Run curl -I https://thesite.com and look for an X-Powered-By: PHP header or a Set-Cookie line containing PHPSESSID. The PHPSESSID session cookie is especially reliable because it appears even when administrators hide the version header. URLs ending in .php and paths like /wp-content/ also indicate PHP.
Why might PHP be hard to detect on some sites?
Administrators often disable the X-Powered-By header to avoid revealing the version to attackers, and CDNs, caches, or reverse proxies can strip headers or serve cached HTML without invoking PHP for that request. The absence of a PHP header therefore does not prove PHP is absent; the signal may simply be masked.
Is PHP still widely used?
Yes. PHP powers a very large majority of websites whose server-side language can be identified, largely because WordPress alone runs a substantial portion of the web and is written in PHP. Modern PHP versions remain actively developed and widely deployed.
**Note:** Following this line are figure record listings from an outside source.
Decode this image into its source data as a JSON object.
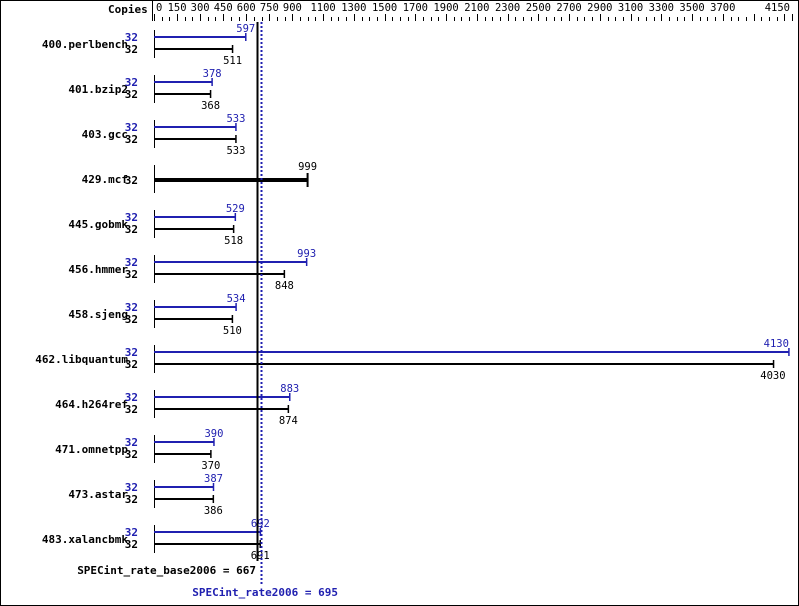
{
  "chart_data": {
    "type": "bar",
    "orientation": "horizontal",
    "axis_label": "Copies",
    "xlim": [
      0,
      4150
    ],
    "tick_labels": [
      0,
      150,
      300,
      450,
      600,
      750,
      900,
      1100,
      1300,
      1500,
      1700,
      1900,
      2100,
      2300,
      2500,
      2700,
      2900,
      3100,
      3300,
      3500,
      3700,
      4150
    ],
    "categories": [
      "400.perlbench",
      "401.bzip2",
      "403.gcc",
      "429.mcf",
      "445.gobmk",
      "456.hmmer",
      "458.sjeng",
      "462.libquantum",
      "464.h264ref",
      "471.omnetpp",
      "473.astar",
      "483.xalancbmk"
    ],
    "series": [
      {
        "name": "SPECint_rate2006",
        "color": "#2020b0",
        "copies": [
          32,
          32,
          32,
          null,
          32,
          32,
          32,
          32,
          32,
          32,
          32,
          32
        ],
        "values": [
          597,
          378,
          533,
          null,
          529,
          993,
          534,
          4130,
          883,
          390,
          387,
          692
        ]
      },
      {
        "name": "SPECint_rate_base2006",
        "color": "#000000",
        "copies": [
          32,
          32,
          32,
          32,
          32,
          32,
          32,
          32,
          32,
          32,
          32,
          32
        ],
        "values": [
          511,
          368,
          533,
          999,
          518,
          848,
          510,
          4030,
          874,
          370,
          386,
          691
        ]
      }
    ],
    "summary": {
      "base_label": "SPECint_rate_base2006 = 667",
      "base_value": 667,
      "peak_label": "SPECint_rate2006 = 695",
      "peak_value": 695
    }
  }
}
Does seeing WordPress mean the site uses PHP?
Yes. WordPress is written in PHP, so any WordPress site is running PHP on the server. Signals like wp-login.php, /wp-content/ paths, and WordPress-specific headers therefore also confirm PHP, even if no explicit PHP header is present.
What is the difference between PHP and Laravel?
PHP is the underlying programming language. Laravel is a framework written in PHP that provides structure, routing, an ORM, and conventions for building applications more quickly. A Laravel site is always a PHP site, but a PHP site is not necessarily using Laravel; it might use a different framework, a CMS, or plain PHP.